Her first 4,000-footer was Mt. Willey in Grafton County. She was 5.
Still in kindergarten, Luna hiked mounts Jackson and Pierce, at which time her competitiveness began to show like a summit through the clouds.
One spring weekend five years ago, with graduation from kindergarten looming the next morning, Luna wanted to keep pace with her goal of climbing the 4,000-foot family by her 10th birthday.
She wanted to climb a mountain sometime during graduation day.
Matt, hoping to put the subject to bed for another time, told Luna that they’d have to get up in the middle of the night to do it.
Luna slept in her hiking clothes, got up at 3:15 a.m., woke her father and off they went, to Mount Hale.
“We got up at 3:15, but the plan was to get up at 3, so we slept in a little later,” Luna noted. “We got to the bottom at 9, then had breakfast.”
And easily made the lunchtime graduation ceremony.
By age 7, Luna had established herself as the First Lady, or Girl, of climbing, making her way through the Presidential Range, tackling Washington and Eisenhower and Madison and Monroe, her most challenging hike.
Their group grew through the years, with friends and relatives meeting in Tilton or the New Hampton Dunkin’ Donuts before setting out.
Once, at the top of Mount Willey, Luna watched as gray jays swooped down and tried to eat her peanut butter and jelly sandwich, only to be denied by her hiking-pole-waving father.
Another time cousin Ben left some trail mix in his knapsack, forgetting to place it along with the other food into the safety of a bear bag, hung from a tree.

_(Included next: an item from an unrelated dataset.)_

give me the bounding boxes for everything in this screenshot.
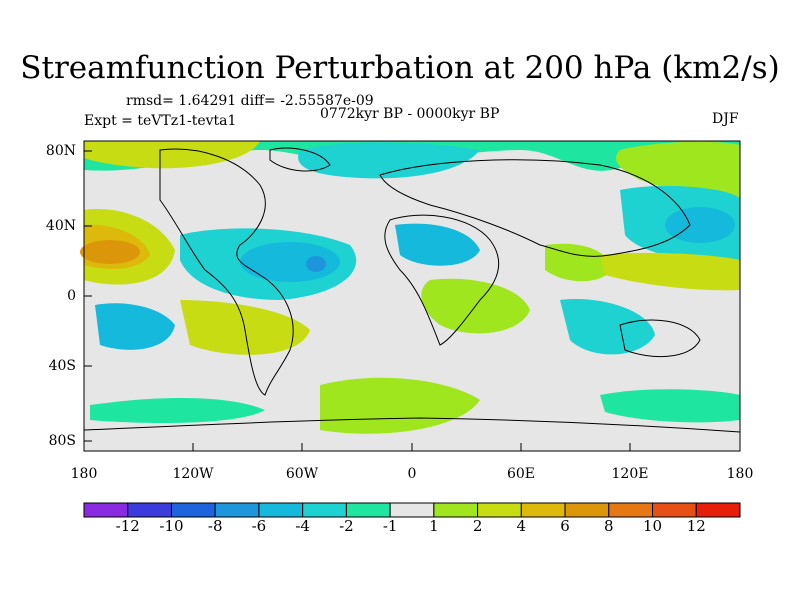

“There were holes in the bag the next morning,” Luna said. “A mouse ate it.”
There are more adventures ahead, as Luna turns toward Maine and Vermont and the remaining members of the tall-mountain club.
She’ll start later this fall, after soccer season ends. Asked to reflect on what she’s already done, Luna said, “I was happy. I felt like I accomplished something that I wanted to do since I was really young.”